TV-station empire Tegna has hit a roadblock in negotiations with suitors who are looking to buy the company in a deal worth $8.4 billion, sources close to the situation said.
Hedge fund Standard General and Apollo Global Management on Nov. 22 raised their fully financed offer for Tegna from $22 to $22.65 a share, valuing the company at roughly $5 billion and also agreeing to assume the company’s $3.4 billion in debt, sources close to the situation said.
The raised bid came after Tegna had failed to accept or reject the initial offer which was made two months earlier, according to the sources.
A collapse in talks would represent the third time in as many years that Tegna — spun off from newspaper giant Gannett in 2015 as a separate, publicly traded company — has weighed a possible sale only to have it scrapped in the end. The Virginia-based company operates 64 television and two radio stations (WBNS-AM and FM in Columbus, OH) across 54 US markets.

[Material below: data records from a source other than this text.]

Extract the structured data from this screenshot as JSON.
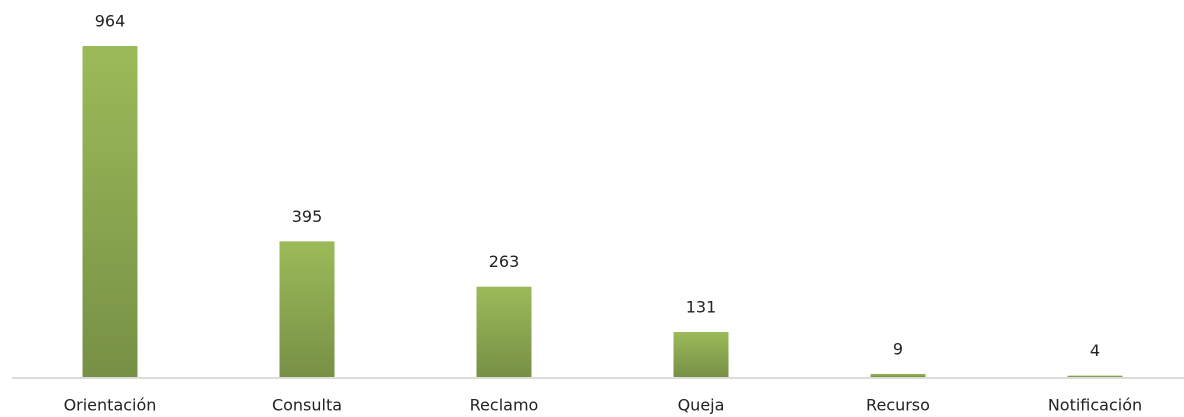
{
  "chart_data": {
    "type": "bar",
    "categories": [
      "Orientación",
      "Consulta",
      "Reclamo",
      "Queja",
      "Recurso",
      "Notificación"
    ],
    "values": [
      964,
      395,
      263,
      131,
      9,
      4
    ],
    "color": "#9bbb59"
  }
}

In recent weeks, insiders say Tegna has asked the bidders to agree to a “hell or high water” condition, meaning they would not walk away from the merger no matter how long it took to get through regulators. Tegna also has demanded a higher-than-normal breakup fee of about $500 million, sources said.Standard General and Apollo are comfortable with the first condition but have countered with a breakup fee about half as big, sources said.

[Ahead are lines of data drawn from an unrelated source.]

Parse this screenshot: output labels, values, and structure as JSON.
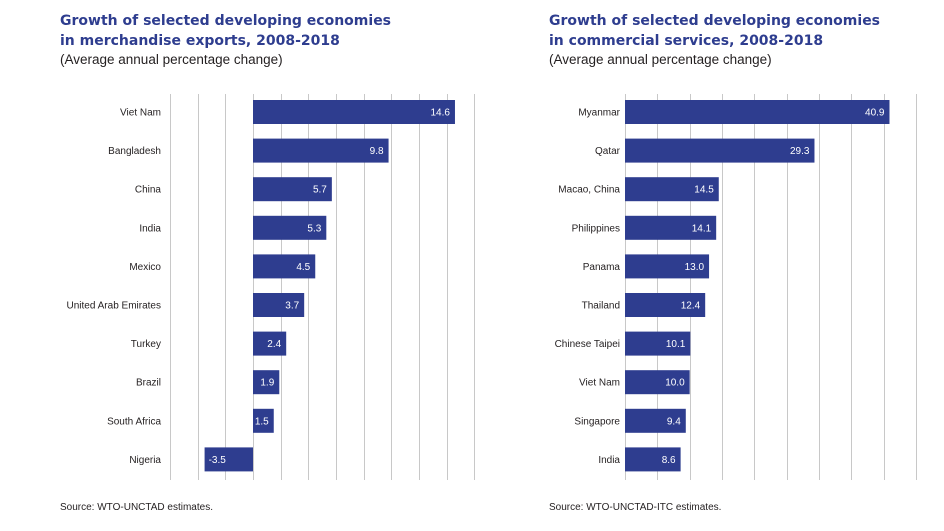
{
  "colors": {
    "bar": "#2e3d8f",
    "title": "#2e3d8f",
    "grid": "#c8c8c8",
    "text": "#231f20",
    "value_label": "#ffffff"
  },
  "chart_data": [
    {
      "type": "bar",
      "orientation": "horizontal",
      "title": "Growth of selected developing economies\nin merchandise exports, 2008-2018",
      "title_lines": [
        "Growth of selected developing economies",
        "in merchandise exports, 2008-2018"
      ],
      "subtitle": "(Average annual percentage change)",
      "source": "Source: WTO-UNCTAD estimates.",
      "categories": [
        "Viet Nam",
        "Bangladesh",
        "China",
        "India",
        "Mexico",
        "United Arab Emirates",
        "Turkey",
        "Brazil",
        "South Africa",
        "Nigeria"
      ],
      "values": [
        14.6,
        9.8,
        5.7,
        5.3,
        4.5,
        3.7,
        2.4,
        1.9,
        1.5,
        -3.5
      ],
      "value_labels": [
        "14.6",
        "9.8",
        "5.7",
        "5.3",
        "4.5",
        "3.7",
        "2.4",
        "1.9",
        "1.5",
        "-3.5"
      ],
      "xlim": [
        -6,
        18
      ],
      "grid_step": 2,
      "grid": true,
      "data_labels": "inside-end"
    },
    {
      "type": "bar",
      "orientation": "horizontal",
      "title": "Growth of selected developing economies\nin commercial services, 2008-2018",
      "title_lines": [
        "Growth of selected developing economies",
        "in commercial services, 2008-2018"
      ],
      "subtitle": "(Average annual percentage change)",
      "source": "Source: WTO-UNCTAD-ITC estimates.",
      "categories": [
        "Myanmar",
        "Qatar",
        "Macao, China",
        "Philippines",
        "Panama",
        "Thailand",
        "Chinese Taipei",
        "Viet Nam",
        "Singapore",
        "India"
      ],
      "values": [
        40.9,
        29.3,
        14.5,
        14.1,
        13.0,
        12.4,
        10.1,
        10.0,
        9.4,
        8.6
      ],
      "value_labels": [
        "40.9",
        "29.3",
        "14.5",
        "14.1",
        "13.0",
        "12.4",
        "10.1",
        "10.0",
        "9.4",
        "8.6"
      ],
      "xlim": [
        0,
        45
      ],
      "grid_step": 5,
      "grid": true,
      "data_labels": "inside-end"
    }
  ]
}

Sources said Tegna has voiced concerns whether the Standard General and Apollo bid can withstand antitrust scrutiny from the Federal Communications Commission. The FCC’s national media ownership rule prohibits any entity from owning commercial television stations that reach more than 39 percent of US television households nationwide.

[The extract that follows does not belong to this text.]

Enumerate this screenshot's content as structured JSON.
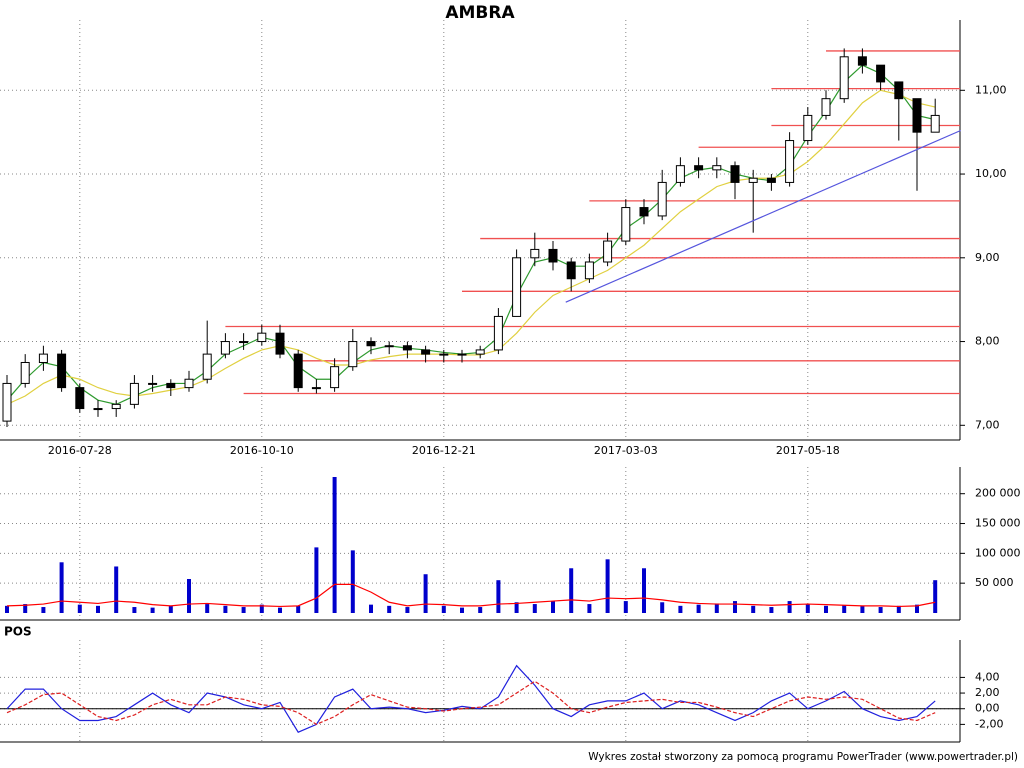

Tegna’s stations combined with those that Apollo and Standard General already own would surpass that mark. Apollo plans though to keep its current stations and Tegna separate, sources said.
There are no other suitors with firm offers for Tegna, insiders said. That includes Byron Allen, the comedian-turned-media-mogul who owns the Weather Channel — who for almost a year has been trying to put together a Tegna bid. While Allen repeatedly said he has the money, he hasn’t yet proven it, according to sources.
Tegna, meanwhile, has signaled it believes it is worth over $25 a share and negotiations have stalled.
By year-end, a deal will likely come together or Tegna will announce it is remaining public, sources close to the situation said. The company’s shares which are hovering Friday around $20 a share would likely fall to about $18 without a deal, a hedge fund manager following the situation said.